Given this, it is our task to improve and extend our techniques and assure that each
individual patient obtains an optimal result.[10]
[29] The labiaplasty surgeon can no longer hide behind the adage to use the one technique you are most confident with because of the various, possibly conflicting, considerations present in each patient.[10] Consequently, the surgeon working with our proposed algorithm is required to master
modifications of all three conventional reduction techniques, each to be executed
either by excision or by de-epithelialization.
Potential Pitfalls of Reduction Labiaplasty
Potential Pitfalls of Reduction Labiaplasty
Although the minor labia are usually the focus of patients' concerns, achieving a
desirable cosmetic outcome may require additional external genital alterations. When
not discussed, failure to concurrently address an explicit clitoral hood may result
in the patient complaining of a masculine, penile appearance.[29]

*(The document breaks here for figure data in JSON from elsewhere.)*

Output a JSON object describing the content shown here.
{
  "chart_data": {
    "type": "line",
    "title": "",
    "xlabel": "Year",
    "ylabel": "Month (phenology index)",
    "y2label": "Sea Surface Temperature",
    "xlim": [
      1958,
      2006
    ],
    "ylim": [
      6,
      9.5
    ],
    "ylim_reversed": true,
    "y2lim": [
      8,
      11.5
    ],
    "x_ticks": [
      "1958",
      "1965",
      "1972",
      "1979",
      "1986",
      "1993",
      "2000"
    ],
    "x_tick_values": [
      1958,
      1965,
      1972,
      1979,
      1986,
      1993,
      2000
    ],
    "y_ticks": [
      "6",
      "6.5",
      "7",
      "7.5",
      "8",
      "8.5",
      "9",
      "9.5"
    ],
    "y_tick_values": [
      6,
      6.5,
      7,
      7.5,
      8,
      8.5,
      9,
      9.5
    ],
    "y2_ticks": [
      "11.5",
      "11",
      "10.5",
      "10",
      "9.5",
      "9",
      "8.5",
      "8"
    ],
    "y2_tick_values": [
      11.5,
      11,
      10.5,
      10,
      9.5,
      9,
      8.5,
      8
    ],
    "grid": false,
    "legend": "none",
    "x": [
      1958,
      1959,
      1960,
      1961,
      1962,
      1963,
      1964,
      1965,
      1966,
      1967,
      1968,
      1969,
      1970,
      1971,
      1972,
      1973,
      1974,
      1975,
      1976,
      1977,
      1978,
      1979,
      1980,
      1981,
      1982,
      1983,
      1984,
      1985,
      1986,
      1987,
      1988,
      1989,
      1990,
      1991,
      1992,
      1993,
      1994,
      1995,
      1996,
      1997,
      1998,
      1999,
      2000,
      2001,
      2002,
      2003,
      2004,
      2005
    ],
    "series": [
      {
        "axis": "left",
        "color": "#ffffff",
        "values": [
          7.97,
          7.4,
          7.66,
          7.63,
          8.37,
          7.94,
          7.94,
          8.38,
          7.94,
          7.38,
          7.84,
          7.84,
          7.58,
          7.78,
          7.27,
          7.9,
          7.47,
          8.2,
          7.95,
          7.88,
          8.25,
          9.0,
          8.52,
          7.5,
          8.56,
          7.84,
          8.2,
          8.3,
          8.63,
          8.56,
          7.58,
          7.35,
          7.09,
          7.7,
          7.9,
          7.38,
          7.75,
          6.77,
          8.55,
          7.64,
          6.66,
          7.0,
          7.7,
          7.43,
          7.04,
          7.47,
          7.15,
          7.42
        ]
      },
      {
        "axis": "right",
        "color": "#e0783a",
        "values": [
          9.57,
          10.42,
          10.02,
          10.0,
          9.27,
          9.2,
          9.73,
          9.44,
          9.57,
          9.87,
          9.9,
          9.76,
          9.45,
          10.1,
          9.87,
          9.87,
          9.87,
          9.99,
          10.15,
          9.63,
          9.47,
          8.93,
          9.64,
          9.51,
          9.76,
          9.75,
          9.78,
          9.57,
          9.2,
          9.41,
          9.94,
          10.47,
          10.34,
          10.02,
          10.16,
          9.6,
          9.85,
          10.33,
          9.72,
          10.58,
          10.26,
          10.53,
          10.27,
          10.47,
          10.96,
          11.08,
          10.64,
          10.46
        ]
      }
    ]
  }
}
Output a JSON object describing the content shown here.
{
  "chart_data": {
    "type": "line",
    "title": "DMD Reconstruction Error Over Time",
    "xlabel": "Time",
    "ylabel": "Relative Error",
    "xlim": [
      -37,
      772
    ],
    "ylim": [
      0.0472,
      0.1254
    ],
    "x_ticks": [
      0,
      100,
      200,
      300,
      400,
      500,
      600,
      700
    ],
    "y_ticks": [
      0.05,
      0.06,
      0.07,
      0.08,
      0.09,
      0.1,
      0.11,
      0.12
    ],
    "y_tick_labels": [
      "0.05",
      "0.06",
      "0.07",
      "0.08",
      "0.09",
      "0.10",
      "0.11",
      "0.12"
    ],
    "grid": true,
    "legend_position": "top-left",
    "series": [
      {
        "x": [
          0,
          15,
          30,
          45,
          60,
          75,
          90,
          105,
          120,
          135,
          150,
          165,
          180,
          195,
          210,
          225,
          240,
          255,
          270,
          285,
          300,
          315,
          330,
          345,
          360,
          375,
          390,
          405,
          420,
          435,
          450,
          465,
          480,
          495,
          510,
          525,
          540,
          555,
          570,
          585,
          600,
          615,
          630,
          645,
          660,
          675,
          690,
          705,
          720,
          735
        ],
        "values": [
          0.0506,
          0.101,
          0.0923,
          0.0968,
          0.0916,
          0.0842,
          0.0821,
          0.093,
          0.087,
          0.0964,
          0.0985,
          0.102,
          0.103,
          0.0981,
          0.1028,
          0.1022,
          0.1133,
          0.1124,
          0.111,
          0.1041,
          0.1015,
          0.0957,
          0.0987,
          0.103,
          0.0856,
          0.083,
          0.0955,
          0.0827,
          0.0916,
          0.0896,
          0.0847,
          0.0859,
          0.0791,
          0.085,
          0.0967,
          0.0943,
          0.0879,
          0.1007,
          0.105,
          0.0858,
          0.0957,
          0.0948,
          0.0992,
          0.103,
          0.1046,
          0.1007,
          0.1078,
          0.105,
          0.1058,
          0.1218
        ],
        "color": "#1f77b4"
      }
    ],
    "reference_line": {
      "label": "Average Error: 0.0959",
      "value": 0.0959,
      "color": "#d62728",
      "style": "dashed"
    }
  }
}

[40] On the other hand, unsolicited concurrent reduction in the clitoral hood or posterior
fourchette may result in aesthetic disappointment or, worse, in complaints or disorders
of sexual function. Hence, it is wise to evaluate the entire anatomic region—minor
labia, major labia, clitoral hood, perineum, and mons pubis—during the consultation
of women seeking labiaplasties.[24]
[29] Any involvement of the clitoral prepuce and posterior fourchette, in particular,
needs to be considered preoperatively. Reduction in the prepuce may be achieved by
separate longitudinal,[17] transverse,[29] or combined longitudinal and transverse resections,[42] or by extension of the design of reduction of the lateral labial aspect toward the
prepuce.[13]
[28]
[29] Even though some authors record that reduction in the fourchette can be performed
equally simple by direct resection,[10]
[17]
[18] others regard the fourchette a surgical no go area.[11]
[20]
[30]
[46] We consider fourchette trimming to feature the risk of contracture of a scar that
crosses transversely over the posterior introitus which, in turn, may obliterate the
introitus. Therefore, we advocate including multiple Z-plasties when preforming posterior
fourchette trimming.
Future Perspectives and Conclusion
Future Perspectives and Conclusion
Future algorithms may be additionally proposed for the assessment and treatment of
the other female genital structures. Still, the decision on technique for the reduction
in the labium proper can best be reached separately from considerations regarding
the other aspects of female genital aesthetic surgery. We feel that the five steps
to be considered and the inclusion of modifications of all three conventional reduction
techniques in the algorithm offer an improvement over previously presented algorithms.